Enquanto o mendigo corria na sua direção, o garoto tirou lentamente o lápis detrás da orelha e atingiu-o no meio da base de seu pescoço. O homem caiu de joelhos agarrando o buraco que não parava de jorrar sangue, enquanto aquele indivíduo que não aparentava mais de doze anos começava a derrubar, um por um, os mendigos.

No final, todos estavam mortos.

Havia sangue apenas no lápis e na ponta dos dedos ossudos do garoto. Ele olhou para o lápis e jogou-o apaticamente no chão, pegando do bolso da camisa social e surrada que usava, um maço de cigarros. O maço era bonito, vermelho brilhante e com desenhos de raios azuis e dourados. Ele ficou olhando-o durante um longo período antes de tornar a guardá-lo e dirigir-se aonde o menininho encontrava-se debruçado sobre o pai. Para tanto, passou pelo corpo violado da mãe sem lançar-lhe um olhar de esguela sequer.

Desde que eu olhei pra ele, eu soube.

Eu soube que era quem eu procurava durante doze anos de existência sem sentido.

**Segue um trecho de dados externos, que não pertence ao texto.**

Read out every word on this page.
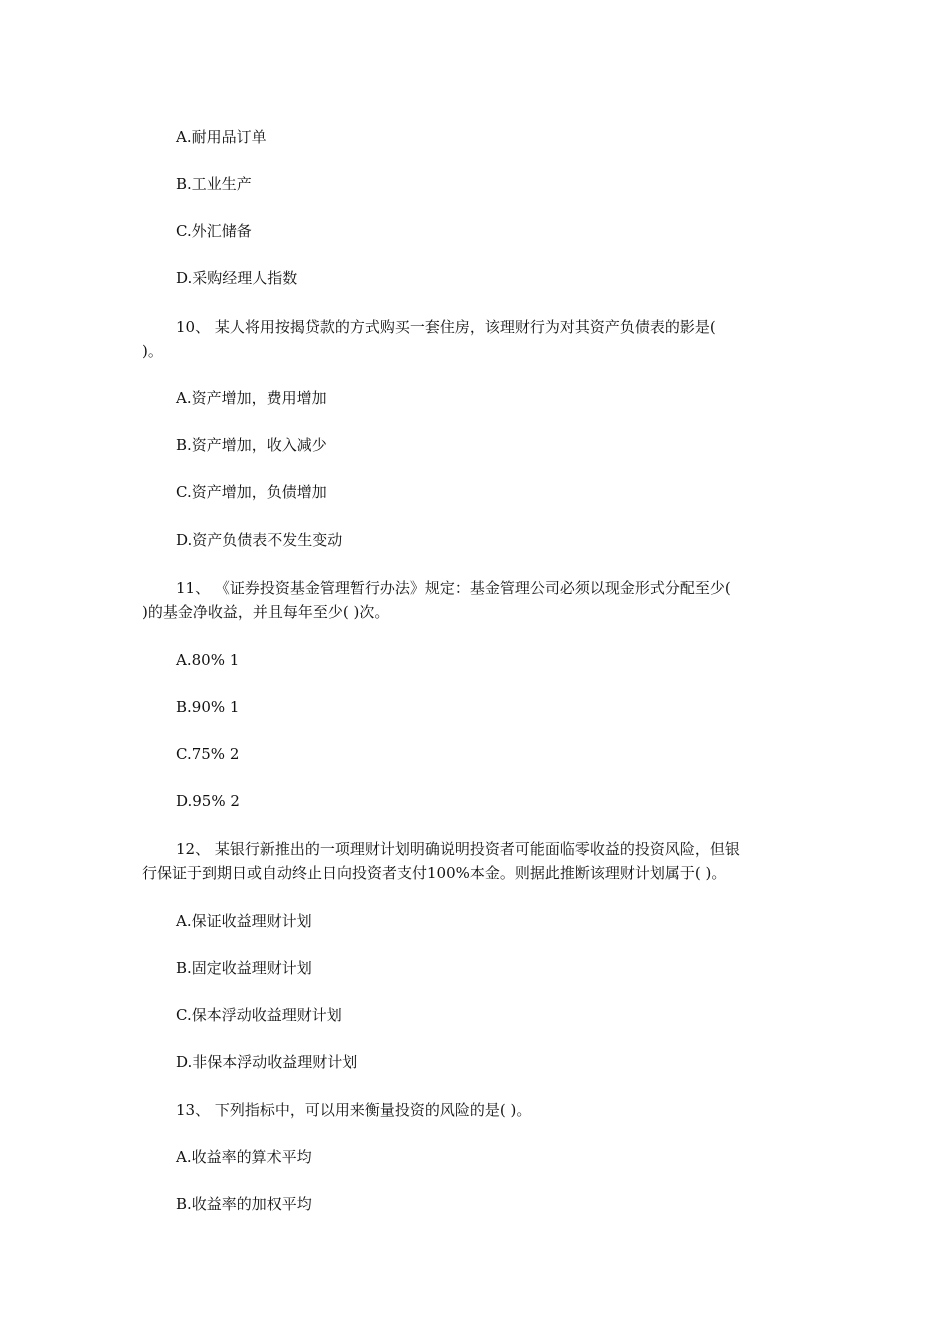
A.耐用品订单
B.工业生产
C.外汇储备
D.采购经理人指数
10、 某人将用按揭贷款的方式购买一套住房，该理财行为对其资产负债表的影是(
)。
A.资产增加，费用增加
B.资产增加，收入减少
C.资产增加，负债增加
D.资产负债表不发生变动
11、 《证券投资基金管理暂行办法》规定：基金管理公司必须以现金形式分配至少(
)的基金净收益，并且每年至少( )次。
A.80% 1
B.90% 1
C.75% 2
D.95% 2
12、 某银行新推出的一项理财计划明确说明投资者可能面临零收益的投资风险，但银
行保证于到期日或自动终止日向投资者支付100%本金。则据此推断该理财计划属于( )。
A.保证收益理财计划
B.固定收益理财计划
C.保本浮动收益理财计划
D.非保本浮动收益理财计划
13、 下列指标中，可以用来衡量投资的风险的是( )。
A.收益率的算术平均
B.收益率的加权平均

Eu olhei bem no fundo daquele par de olhos que pareciam formar um eclipse negro e morto... E senti.

O pai do menino havia caído de mau jeito no chão. Batera a cabeça com força. O menino pensara que ele estivesse desacordado, mas não estava. Ele estava morto. A parte detrás do crânio havia sido esmagada e agora o sangue manchava os sapatos de couro desgastado do pequeno espanhol.

O garoto pálido e alto, com calças de suspensório que subiam pelo menos quinze centímetros acima de seus tornozelos, parou ao lado dele. Usava um casacão jeans escuro e velho, mas ainda assim muito bom para se aquecer do frio. Não que ele precisasse... Usava-o por motivos puramente estéticos e também para disfarçar o que os outros desconfiavam: Que ele não era humano. Que seus dentes afiados e seu olhar penetrante eram muito mais do que aparentavam.

Eu juro que não fui eu quem o escolhi. Foi ele quem me escolheu. A culpa de tudo o que aconteceu foi dele, não minha. Como eu poderia resistir? Como eu poderia... como eu poderia não querer?

Qual é o seu nome? — inquiriu o garoto estranho.

— Giovanni — respondeu num sussurro delicado o menininho. Passando a mão pelo nariz e pelos olhos para que não houvesse mais lágrimas ali (numa atitude surpreendentemente adulta para uma criança), o garoto ergueu o rosto para aquele rapaz perturbadoramente alto. — E o seu?

Foi ele... Foi apenas... ele.

Quando olhei no fundo dos seus olhos negros, eu soube. Quando ele me falou que seu nome era Giovanni, eu soube. Quando eu o “salvei” aquela noite — acidentalmente, pois pretendia roubar o que os mendigos haviam deixado para trás (mas nunca, jamais, violentar o cadáver da mãe, que isso fique claro!) — e comecei a criá-lo, eu soube. Eu soube que... era ele.

Era ele.

Eu sou Raven. — respondeu friamente com sua voz fantasmagórica e rouca.

E esse é apenas o começo do fim.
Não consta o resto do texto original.